Recent work has indicated that there is a very substantial redistribution of ions between intracellular and extracellular ion levels throughout the day^1,2. Furthermore, ionic redistribution plays a major role in different episodic neural pathology such as seizures and cortical spreading depressions³. Particular attention has focused upon K⁺ and Cl^– levels where even small changes may affect the likelihood of pathological discharges such as seizures or cortical spreading depression⁴. Optogenetics allows for the control of ionic levels using light-controlled ion channels and pumps (opsins). While optogenetics is a well-established field, there is relatively untapped potential for pairing opsins in order to manipulate ionic movement.  The only example of this is Cl-out, which couples an Arch outward proton pump with an inhibitory channelrhodopsin⁵. The outward proton pump hyperpolarises the cell, thereby creating an electrochemical gradient for extruding chloride anions when the chloride channel is opened.

We have now developed and tested five new co-opsins for the manipulation of ionic movement.  We used PCR and overlapping PCR to create the constructs, inserted the vectors into HEK293 cells. The constructs contain a fluorescent tag for easy identification of expressing cells. Whole cell patch clamp was used to demonstrate light activated currents indicative of targeted membrane expression, and functionality.
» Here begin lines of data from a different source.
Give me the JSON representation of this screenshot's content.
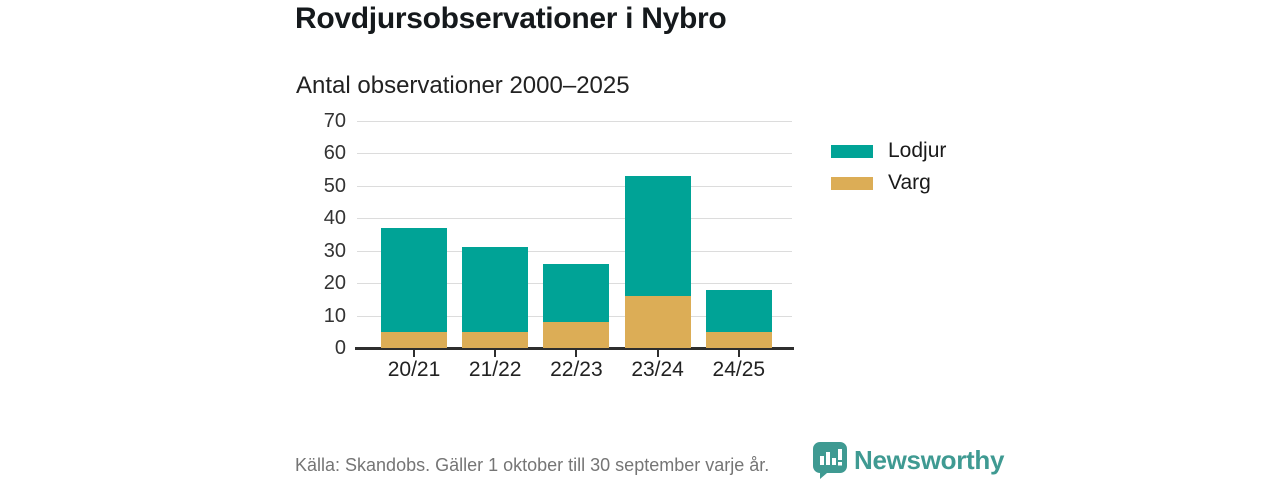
{
  "header": {
    "title": "Rovdjursobservationer i Nybro",
    "subtitle": "Antal observationer 2000–2025"
  },
  "chart_data": {
    "type": "bar",
    "stacked": true,
    "title": "Rovdjursobservationer i Nybro",
    "subtitle": "Antal observationer 2000–2025",
    "categories": [
      "20/21",
      "21/22",
      "22/23",
      "23/24",
      "24/25"
    ],
    "series": [
      {
        "name": "Varg",
        "color": "#dcad56",
        "values": [
          5,
          5,
          8,
          16,
          5
        ]
      },
      {
        "name": "Lodjur",
        "color": "#00a396",
        "values": [
          32,
          26,
          18,
          37,
          13
        ]
      }
    ],
    "stack_totals": [
      37,
      31,
      26,
      53,
      18
    ],
    "xlabel": "",
    "ylabel": "",
    "ylim": [
      0,
      70
    ],
    "yticks": [
      0,
      10,
      20,
      30,
      40,
      50,
      60,
      70
    ],
    "grid": "horizontal",
    "legend_position": "right"
  },
  "legend": {
    "items": [
      {
        "label": "Lodjur",
        "color": "#00a396"
      },
      {
        "label": "Varg",
        "color": "#dcad56"
      }
    ]
  },
  "footer": {
    "source": "Källa: Skandobs. Gäller 1 oktober till 30 september varje år.",
    "brand": "Newsworthy"
  },
  "colors": {
    "lodjur": "#00a396",
    "varg": "#dcad56",
    "gridline": "#dcdcdc",
    "axis": "#2e2e2e",
    "brand_teal": "#3f9a92",
    "source_gray": "#757575"
  }
}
1. Cl-out4KCR contains GtACR2, a general anion (chloride) channel, and KCR, a potassium channel. This couples chloride and potassium movement so that chloride will be extruded against its concentration gradient due to the outward movement of potassium. (n=10 cells)
2. K-in has KCR, a potassium channel, and ArchT3.0, an outward proton pump. ArchT3.0 moves positive charge out of the cell to manipulate the electrochemical gradient of potassium, thereby causing potassium to move into the cell through the open KCR channels. (n=5)
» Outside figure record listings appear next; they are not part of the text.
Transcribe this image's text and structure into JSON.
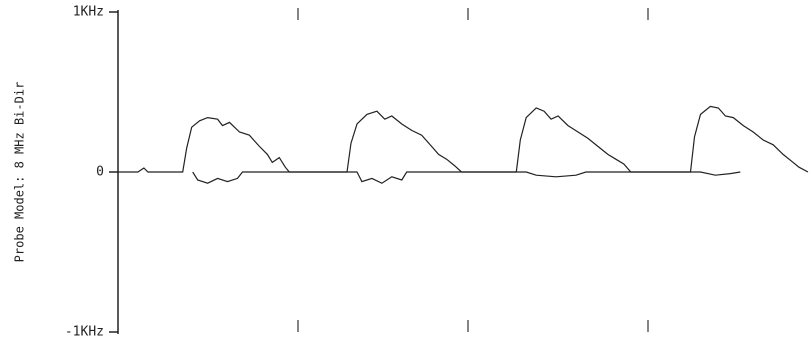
{
  "chart_data": {
    "type": "line",
    "ylabel": "Probe Model: 8 MHz Bi-Dir",
    "ylim": [
      -1000,
      1000
    ],
    "yticks": [
      {
        "value": 1000,
        "label": "1KHz"
      },
      0,
      {
        "value": -1000,
        "label": "-1KHz"
      }
    ],
    "xlim": [
      0,
      693
    ],
    "series": [
      {
        "color": "#222222",
        "x": [
          0,
          20,
          26,
          30,
          65,
          69,
          74,
          82,
          90,
          100,
          105,
          112,
          122,
          132,
          142,
          150,
          155,
          162,
          168,
          172,
          230,
          234,
          240,
          250,
          260,
          268,
          275,
          285,
          295,
          305,
          315,
          322,
          330,
          338,
          345,
          400,
          404,
          410,
          420,
          428,
          435,
          442,
          452,
          462,
          472,
          482,
          492,
          500,
          508,
          515,
          575,
          579,
          585,
          595,
          603,
          610,
          618,
          628,
          638,
          648,
          658,
          668,
          676,
          684,
          693
        ],
        "values": [
          0,
          0,
          25,
          0,
          0,
          150,
          280,
          320,
          340,
          330,
          290,
          310,
          250,
          230,
          160,
          110,
          60,
          90,
          30,
          0,
          0,
          180,
          300,
          360,
          380,
          330,
          350,
          300,
          260,
          230,
          160,
          110,
          80,
          40,
          0,
          0,
          200,
          340,
          400,
          380,
          330,
          350,
          290,
          250,
          210,
          160,
          110,
          80,
          50,
          0,
          0,
          220,
          360,
          410,
          400,
          350,
          340,
          290,
          250,
          200,
          170,
          110,
          70,
          30,
          0
        ]
      },
      {
        "color": "#222222",
        "x": [
          75,
          80,
          90,
          100,
          110,
          120,
          125,
          240,
          245,
          255,
          265,
          275,
          285,
          290,
          410,
          420,
          440,
          460,
          470,
          585,
          600,
          615,
          625
        ],
        "values": [
          0,
          -50,
          -70,
          -40,
          -60,
          -40,
          0,
          0,
          -60,
          -40,
          -70,
          -30,
          -50,
          0,
          0,
          -20,
          -30,
          -20,
          0,
          0,
          -20,
          -10,
          0
        ]
      }
    ]
  }
}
3. K-out combines KCR and ChR2, a general cation channel, with a reversal potential close to zero.  ChR therefore creates the electrochemical gradient for moving potassium out of cells when KCR2 is opened. (n=11)
4. HaloKCR combines KCR and NpHR, an inward chloride pump. When NpHR is activated it will change the electrical gradient of potassium so that when KCR1 is activated, potassium will enter the cell. (n=6)
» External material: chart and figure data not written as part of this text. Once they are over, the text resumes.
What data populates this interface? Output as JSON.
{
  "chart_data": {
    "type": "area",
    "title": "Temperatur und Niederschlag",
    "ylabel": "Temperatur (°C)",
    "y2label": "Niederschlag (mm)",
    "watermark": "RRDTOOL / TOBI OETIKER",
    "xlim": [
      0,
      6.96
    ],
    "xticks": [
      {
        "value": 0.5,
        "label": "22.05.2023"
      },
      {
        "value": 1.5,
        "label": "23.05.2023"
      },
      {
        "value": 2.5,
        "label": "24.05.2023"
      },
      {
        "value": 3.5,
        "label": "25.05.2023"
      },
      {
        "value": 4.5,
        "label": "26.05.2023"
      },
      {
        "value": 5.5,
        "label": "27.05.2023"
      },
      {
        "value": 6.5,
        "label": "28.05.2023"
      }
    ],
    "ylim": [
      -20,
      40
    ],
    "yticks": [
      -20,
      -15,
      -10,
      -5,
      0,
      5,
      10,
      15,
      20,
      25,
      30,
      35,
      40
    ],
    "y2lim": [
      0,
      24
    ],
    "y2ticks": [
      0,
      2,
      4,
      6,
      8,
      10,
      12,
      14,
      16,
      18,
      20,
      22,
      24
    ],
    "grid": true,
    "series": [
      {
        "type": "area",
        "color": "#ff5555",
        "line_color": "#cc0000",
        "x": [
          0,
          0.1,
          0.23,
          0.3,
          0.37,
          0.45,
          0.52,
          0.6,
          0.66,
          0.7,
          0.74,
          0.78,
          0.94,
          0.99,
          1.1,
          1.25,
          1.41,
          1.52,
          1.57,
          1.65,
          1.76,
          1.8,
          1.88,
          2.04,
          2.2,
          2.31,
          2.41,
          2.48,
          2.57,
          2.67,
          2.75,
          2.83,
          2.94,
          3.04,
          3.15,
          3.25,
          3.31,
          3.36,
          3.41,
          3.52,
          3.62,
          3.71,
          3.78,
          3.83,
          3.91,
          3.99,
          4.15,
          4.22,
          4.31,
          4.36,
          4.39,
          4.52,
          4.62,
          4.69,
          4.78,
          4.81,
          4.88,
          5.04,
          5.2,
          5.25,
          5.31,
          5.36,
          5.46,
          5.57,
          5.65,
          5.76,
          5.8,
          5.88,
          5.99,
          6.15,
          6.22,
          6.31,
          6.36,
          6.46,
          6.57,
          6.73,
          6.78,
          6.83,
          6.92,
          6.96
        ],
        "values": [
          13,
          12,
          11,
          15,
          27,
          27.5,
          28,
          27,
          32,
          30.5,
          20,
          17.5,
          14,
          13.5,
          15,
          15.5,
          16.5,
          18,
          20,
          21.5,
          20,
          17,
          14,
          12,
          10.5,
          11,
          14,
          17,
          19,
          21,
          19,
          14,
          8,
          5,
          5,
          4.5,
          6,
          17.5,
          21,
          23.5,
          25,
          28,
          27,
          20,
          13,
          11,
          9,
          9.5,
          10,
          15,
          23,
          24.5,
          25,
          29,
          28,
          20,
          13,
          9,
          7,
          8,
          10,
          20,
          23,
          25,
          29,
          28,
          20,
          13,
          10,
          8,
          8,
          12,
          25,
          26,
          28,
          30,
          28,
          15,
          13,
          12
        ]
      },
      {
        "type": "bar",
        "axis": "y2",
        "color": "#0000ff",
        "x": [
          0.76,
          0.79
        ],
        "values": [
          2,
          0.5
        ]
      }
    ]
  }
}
5. HaloReverseKCR changes the order of NpHR and the inflexible linker βHK in order to flip NpHR. With NpHR flipped, chloride will be pumped out of the cell. This will change the electrochemical gradient of potassium so that when KCR is activated potassium will leave the cell in order to create a net outward ionic redistribution. (n=5)

We will illustrate these findings, and discuss these in relation to models of the constructs within the membrane, generated using Alphafold. We will discuss how these might be used for exploring novel pathophysiological mechanisms involving ionic redistribution.